Mais l’expression bien connue et généralement valorisée de « hussards noirs de la
République » est apparue elle-même dans un contexte de martialisation qu’il convient plus que jamais de rappeler (d’autant qu’il est généralement ignoré, et parfois délibérément occulté par certains de ceux qui savent).
Elle a été lancée par l’écrivain Charles Péguy en 1913, à un moment et dans un sens précis : dans une période de vives tensions nationalistes et militaires en Europe, prélude au conflit de 14-18. Et elle était fondée sur l’uniforme que portaient les normaliens au début de la troisième République (les instituteurs n’ayant jamais porté d’uniforme, et a fortiori les institutrices).
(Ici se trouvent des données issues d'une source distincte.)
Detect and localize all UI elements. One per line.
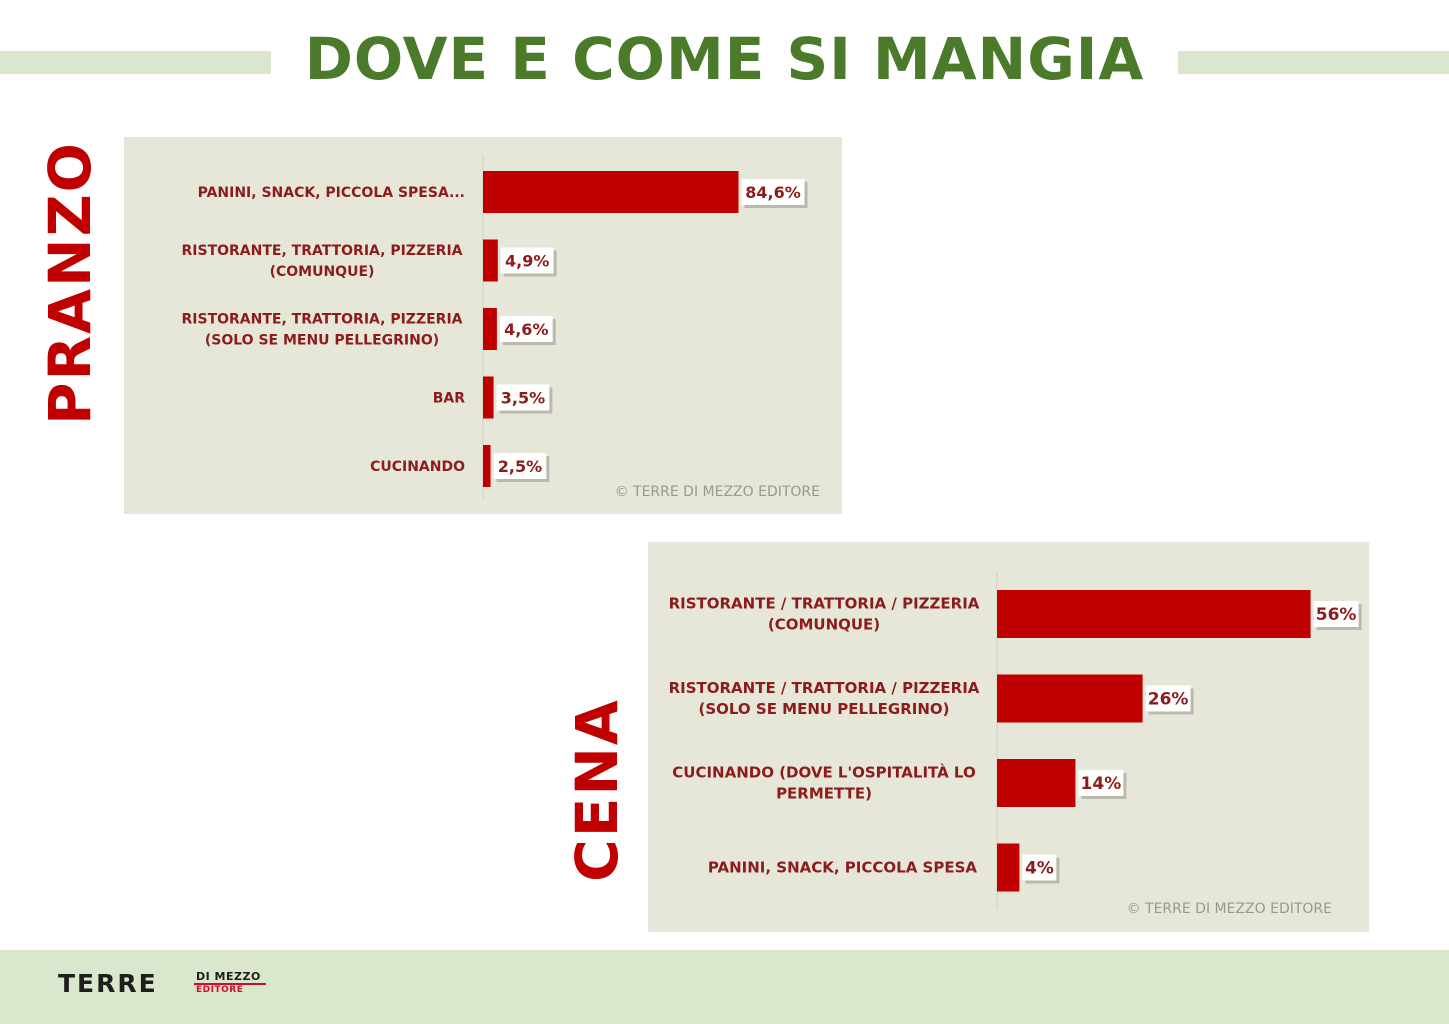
title-band-right bbox=[1161, 51, 1449, 74]
cena-data-label: 4% bbox=[1025, 859, 1054, 879]
pranzo-category-label: CUCINANDO bbox=[370, 459, 465, 475]
pranzo-data-label-box bbox=[493, 453, 547, 479]
cena-category-label: (COMUNQUE) bbox=[768, 616, 880, 634]
pranzo-data-label-box bbox=[496, 384, 550, 411]
publisher-logo-top: DI MEZZO bbox=[196, 970, 261, 983]
pranzo-category-label: BAR bbox=[433, 391, 466, 407]
pranzo-category-label: (SOLO SE MENU PELLEGRINO) bbox=[205, 333, 439, 349]
cena-bar bbox=[997, 843, 1020, 892]
cena-bar bbox=[997, 674, 1143, 723]
pranzo-data-label: 4,9% bbox=[505, 252, 549, 271]
pranzo-chart-title: PRANZO bbox=[36, 141, 104, 425]
page-title: DOVE E COME SI MANGIA bbox=[0, 22, 1449, 96]
cena-data-label-box bbox=[1022, 854, 1057, 881]
publisher-logo-bottom: EDITORE bbox=[196, 985, 244, 995]
publisher-logo: TERRE bbox=[58, 969, 158, 998]
pranzo-category-label: (COMUNQUE) bbox=[270, 264, 375, 280]
cena-bar-chart: 56% RISTORANTE / TRATTORIA / PIZZERIA (COM… bbox=[669, 572, 1362, 917]
cena-data-label: 26% bbox=[1148, 690, 1189, 710]
publisher-logo-rule bbox=[194, 983, 266, 985]
title-band-left bbox=[0, 51, 297, 74]
pranzo-bar bbox=[483, 376, 494, 419]
cena-category-label: CUCINANDO (DOVE L'OSPITALITÀ LO bbox=[672, 763, 975, 782]
cena-data-label-box bbox=[1145, 685, 1191, 712]
pranzo-data-label-box bbox=[500, 247, 554, 274]
pranzo-category-label: RISTORANTE, TRATTORIA, PIZZERIA bbox=[182, 312, 463, 328]
cena-source-note: © TERRE DI MEZZO EDITORE bbox=[1127, 901, 1332, 917]
pranzo-data-label-box bbox=[741, 179, 805, 205]
cena-category-label: RISTORANTE / TRATTORIA / PIZZERIA bbox=[669, 679, 980, 697]
cena-data-label: 14% bbox=[1081, 774, 1122, 794]
pranzo-bar bbox=[483, 308, 497, 350]
cena-bar bbox=[997, 590, 1311, 638]
cena-category-label: (SOLO SE MENU PELLEGRINO) bbox=[698, 700, 949, 718]
pranzo-bar bbox=[483, 239, 498, 282]
cena-data-label-box bbox=[1313, 601, 1359, 627]
cena-data-label-box bbox=[1078, 770, 1124, 796]
pranzo-source-note: © TERRE DI MEZZO EDITORE bbox=[615, 484, 820, 500]
pranzo-data-label: 84,6% bbox=[745, 183, 801, 202]
pranzo-bar-chart: 84,6% PANINI, SNACK, PICCOLA SPESA... 4,9%… bbox=[182, 155, 820, 500]
pranzo-bar bbox=[483, 171, 739, 213]
cena-category-label: RISTORANTE / TRATTORIA / PIZZERIA bbox=[669, 595, 980, 613]
pranzo-data-label: 4,6% bbox=[504, 320, 548, 339]
pranzo-data-label: 3,5% bbox=[501, 389, 545, 408]
pranzo-category-label: RISTORANTE, TRATTORIA, PIZZERIA bbox=[182, 243, 463, 259]
footer-band bbox=[0, 950, 1449, 1024]
pranzo-data-label-box bbox=[499, 316, 553, 342]
cena-category-label: PERMETTE) bbox=[776, 785, 872, 803]
cena-data-label: 56% bbox=[1316, 605, 1357, 625]
cena-chart-title: CENA bbox=[563, 698, 631, 882]
pranzo-category-label: PANINI, SNACK, PICCOLA SPESA... bbox=[198, 185, 465, 201]
cena-bar bbox=[997, 759, 1076, 807]
pranzo-data-label: 2,5% bbox=[498, 457, 542, 476]
cena-category-label: PANINI, SNACK, PICCOLA SPESA bbox=[708, 859, 978, 877]
pranzo-bar bbox=[483, 445, 491, 487]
« ‘’Vive la nation’’, on sentait qu’ils l’eussent crié jusque sous le sabre prussien. Car l’ennemi, c’était les Prussiens. Ce n’était déjà pas si bête. Ni si éloigné de la vérité. C’était en 1880. C’est en 1913. Trente-trois ans après. Et nous y sommes revenus. Nos jeunes maîtres étaient beaux comme des hussards noirs […] Un long pantalon noir. Une longue redingote noire, bien droite, bien tombante, mais deux croisements de palmes violettes aux revers. Une casquette plate, noire » (Extraits de la contribution de Chartes Péguy au 6° « Cahiers de la quinzaine » de la 14° série, du 16 février 1913)
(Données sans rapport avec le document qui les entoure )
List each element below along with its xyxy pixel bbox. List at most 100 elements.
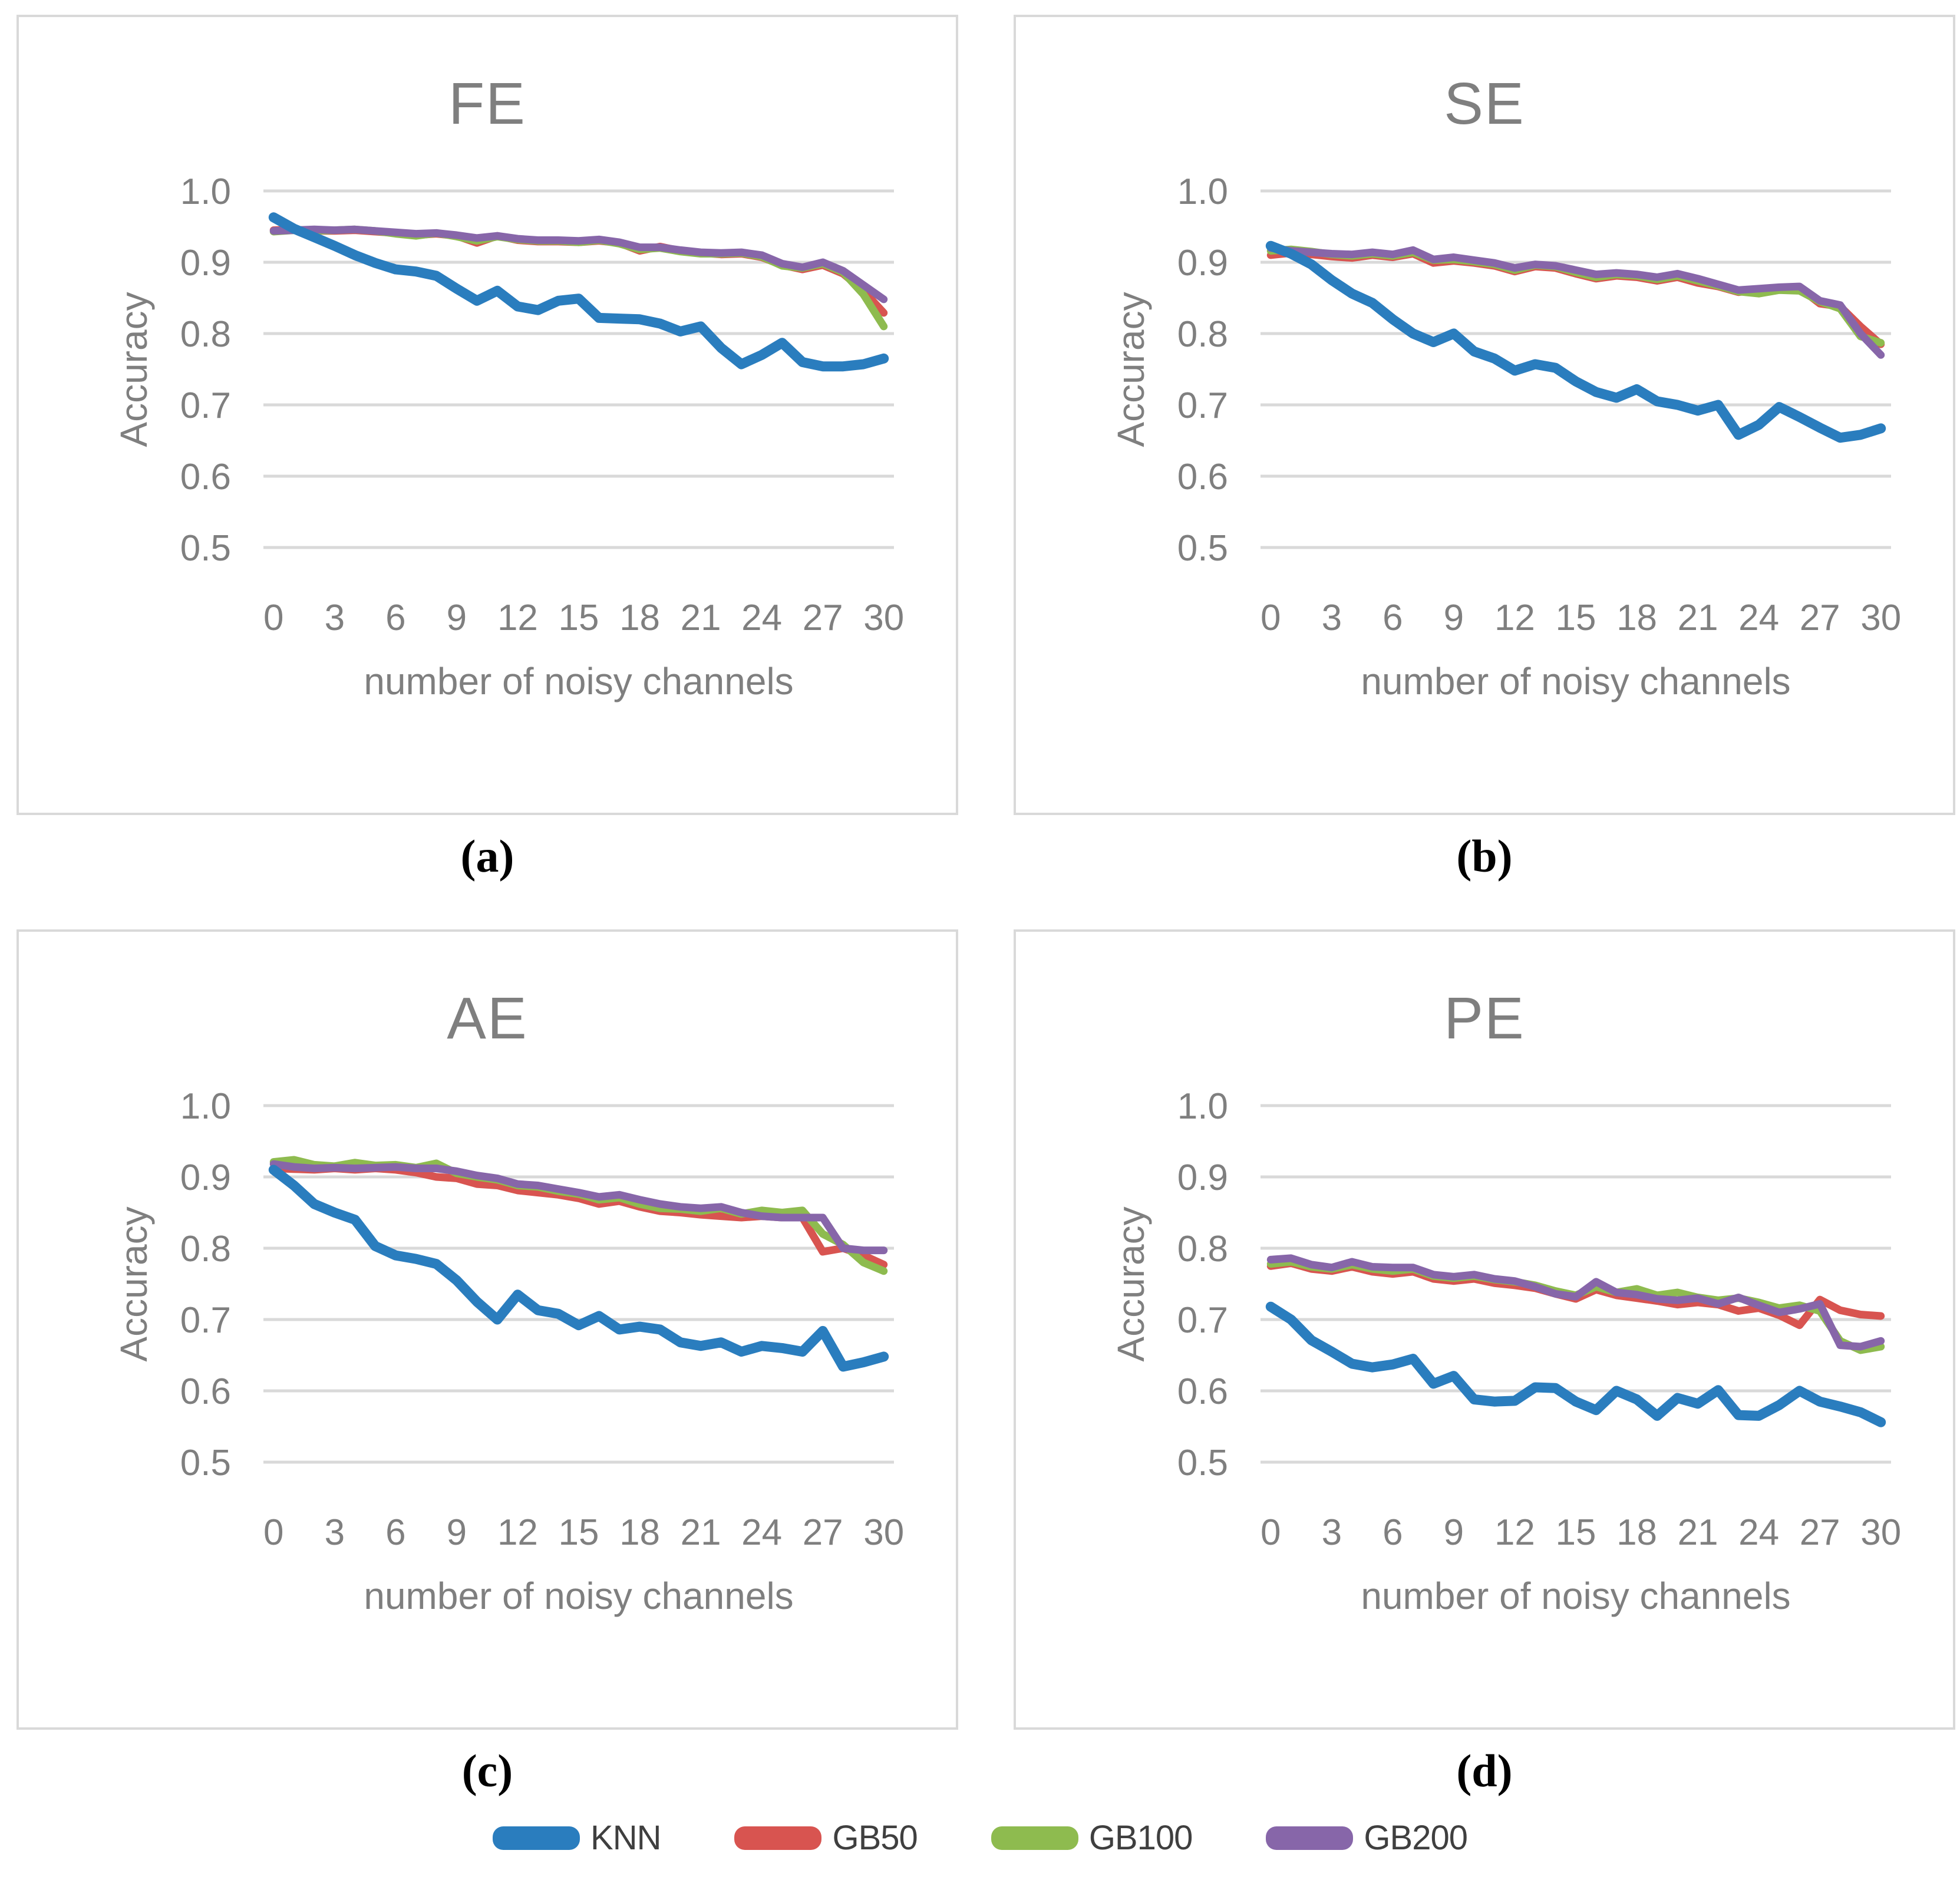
- x-tick-label: 9: [447, 598, 467, 638]
- x-tick-label: 21: [681, 1512, 721, 1553]
- x-tick-label: 24: [741, 1512, 782, 1553]
- panel-se: SE Accuracy 1.0 0.9 0.8 0.7 0.6 0.5 0 3 6 9 12 15 18…: [1014, 15, 1955, 815]
- y-tick-label: 1.0: [1177, 1086, 1228, 1127]
- x-tick-label: 18: [1616, 598, 1657, 638]
- y-tick-label: 0.9: [1177, 243, 1228, 283]
- x-tick-label: 24: [1738, 1512, 1779, 1553]
- x-axis-title: number of noisy channels: [364, 660, 794, 702]
- series-line-gb200: [269, 225, 888, 304]
- legend-item-gb50: GB50: [734, 1818, 918, 1858]
- gb100-line-swatch-icon: [991, 1826, 1078, 1850]
- y-tick-label: 0.8: [180, 1229, 231, 1269]
- x-tick-label: 21: [1678, 1512, 1718, 1553]
- x-tick-label: 21: [681, 598, 721, 638]
- series-line-gb200: [1266, 1254, 1885, 1351]
- x-tick-label: 27: [1800, 1512, 1840, 1553]
- x-tick-label: 15: [559, 1512, 599, 1553]
- x-tick-label: 15: [559, 598, 599, 638]
- chart-title: PE: [1444, 985, 1525, 1051]
- plot-area: 1.00.90.80.70.60.50 3 6 9 12 15 18 21 24 27 30: [180, 1086, 904, 1553]
- x-tick-label: 12: [497, 598, 538, 638]
- series-line-gb100: [1266, 1258, 1885, 1354]
- panel-pe: PE Accuracy 1.0 0.9 0.8 0.7 0.6 0.5 0 3 6 9 12 15 18…: [1014, 929, 1955, 1730]
- legend-label: GB100: [1088, 1819, 1193, 1857]
- y-tick-label: 0.6: [180, 457, 231, 497]
- legend-item-knn: KNN: [493, 1818, 661, 1858]
- x-tick-label: 0: [1261, 1512, 1281, 1553]
- x-axis-title: number of noisy channels: [364, 1575, 794, 1617]
- x-tick-label: 24: [1738, 598, 1779, 638]
- x-tick-label: 27: [803, 598, 843, 638]
- series-line-knn: [1265, 240, 1886, 443]
- y-tick-label: 0.8: [1177, 1229, 1228, 1269]
- plot-area: 1.0 0.9 0.8 0.7 0.6 0.5 0 3 6 9 12 15 18 21 24 27 30: [1177, 1086, 1901, 1553]
- x-tick-label: 3: [1322, 1512, 1342, 1553]
- gb200-line-swatch-icon: [1266, 1826, 1354, 1850]
- y-tick-label: 0.5: [180, 528, 231, 569]
- y-tick-label: 0.7: [180, 1300, 231, 1341]
- y-tick-label: 0.9: [180, 243, 231, 283]
- y-tick-label: 0.7: [180, 385, 231, 426]
- x-tick-label: 15: [1556, 1512, 1596, 1553]
- x-tick-label: 27: [1800, 598, 1840, 638]
- caption-b: (b): [1456, 830, 1513, 882]
- series-line-knn: [1265, 1301, 1886, 1427]
- x-tick-label: 30: [1860, 598, 1901, 638]
- plot-area: 1.00.90.80.70.60.50 3 6 9 12 15 18 21 24 27 30: [180, 171, 904, 638]
- y-tick-label: 0.7: [1177, 1300, 1228, 1341]
- y-tick-label: 0.5: [1177, 528, 1228, 569]
- gb50-line-swatch-icon: [734, 1826, 822, 1850]
- x-tick-label: 3: [325, 598, 345, 638]
- x-tick-label: 9: [1444, 1512, 1464, 1553]
- y-tick-label: 0.5: [1177, 1443, 1228, 1483]
- y-tick-label: 0.9: [1177, 1157, 1228, 1198]
- series-line-knn: [268, 212, 889, 372]
- y-tick-label: 0.7: [1177, 385, 1228, 426]
- panel-ae: AE Accuracy 1.0 0.9 0.8 0.7 0.6 0.5 0 3 6 9 12 15 18…: [17, 929, 958, 1730]
- x-axis-title: number of noisy channels: [1361, 660, 1791, 702]
- x-tick-label: 0: [1261, 598, 1281, 638]
- chart-title: AE: [447, 985, 528, 1051]
- x-tick-label: 6: [1382, 598, 1403, 638]
- x-tick-label: 12: [497, 1512, 538, 1553]
- caption-a: (a): [460, 830, 514, 882]
- x-tick-label: 18: [1616, 1512, 1657, 1553]
- x-tick-label: 6: [1382, 1512, 1403, 1553]
- y-tick-label: 0.6: [1177, 1371, 1228, 1412]
- x-tick-label: 6: [385, 1512, 405, 1553]
- legend-label: KNN: [590, 1819, 661, 1857]
- panel-fe: FE Accuracy 1.0 0.9 0.8 0.7 0.6 0.5 0 3 6 9 12 15 18…: [17, 15, 958, 815]
- x-tick-label: 15: [1556, 598, 1596, 638]
- x-tick-label: 24: [741, 598, 782, 638]
- x-tick-label: 9: [447, 1512, 467, 1553]
- caption-d: (d): [1456, 1745, 1513, 1796]
- x-tick-label: 0: [263, 1512, 283, 1553]
- legend-item-gb100: GB100: [991, 1818, 1193, 1858]
- legend: KNN GB50 GB100 GB200: [0, 1818, 1960, 1858]
- x-axis-title: number of noisy channels: [1361, 1575, 1791, 1617]
- x-tick-label: 3: [325, 1512, 345, 1553]
- x-tick-label: 0: [263, 598, 283, 638]
- caption-c: (c): [461, 1745, 513, 1796]
- legend-label: GB50: [832, 1819, 918, 1857]
- chart-title: SE: [1444, 71, 1525, 137]
- x-tick-label: 6: [385, 598, 405, 638]
- y-tick-label: 1.0: [180, 1086, 231, 1127]
- x-tick-label: 21: [1678, 598, 1718, 638]
- series-line-gb200: [1266, 244, 1885, 359]
- y-tick-label: 0.5: [180, 1443, 231, 1483]
- y-tick-label: 0.8: [1177, 314, 1228, 355]
- x-tick-label: 18: [619, 1512, 660, 1553]
- y-tick-label: 0.8: [180, 314, 231, 355]
- y-tick-label: 1.0: [1177, 171, 1228, 212]
- x-tick-label: 18: [619, 598, 660, 638]
- x-tick-label: 12: [1494, 1512, 1535, 1553]
- x-tick-label: 30: [1860, 1512, 1901, 1553]
- x-tick-label: 27: [803, 1512, 843, 1553]
- series-line-knn: [268, 1165, 889, 1372]
- y-tick-label: 0.6: [1177, 457, 1228, 497]
- x-tick-label: 12: [1494, 598, 1535, 638]
- chart-title: FE: [448, 71, 526, 137]
- x-tick-label: 30: [863, 1512, 904, 1553]
- plot-area: 1.00.90.80.70.60.50 3 6 9 12 15 18 21 24 27 30: [1177, 171, 1901, 638]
Un contexte et une situation à rapprocher de ce qui a déjà été rapporté par le Café pédagogique du 27 septembre ? « Des stages militaires pour les directeurs d’école dans l’académie de Versailles ». « L’académie de Versailles propose aux directeurs et directrices d’école des Yvelines (78) une formation qui sème le trouble. Le contenu et la forme interrogent non pas les objectifs visés mais la militarisation de l’école. « Le symbole utilisé sur le flyer, à savoir un lynx, montre que nous ne sommes plus dans le ministère de l’Éducation nationale mais dans ceux de la Défense et de l’Intérieur puisque cela ressemble à un blason d’une société de sécurité ou de gardiennage », nous confie une direction d’école. »
Quant au commencement de l’intervention de la nouvelle ministre de l’Education nationale Anne Genetet lors de la passation de pouvoir, on ne s’en lasse pas : « En entrant dans ce ministère, je pense à mon arrière-grand-mère, à ma grand-mère, à ma belle-mère, à ma tante, à ma soeur qui furent toutes institutrice, professeure, directrice d’école, principale de collège ; je pense à cette lignée de ‘’hussardes de la République’’ ». Il fallait oser dans ce sens et ce style, et cela promet pour la suite.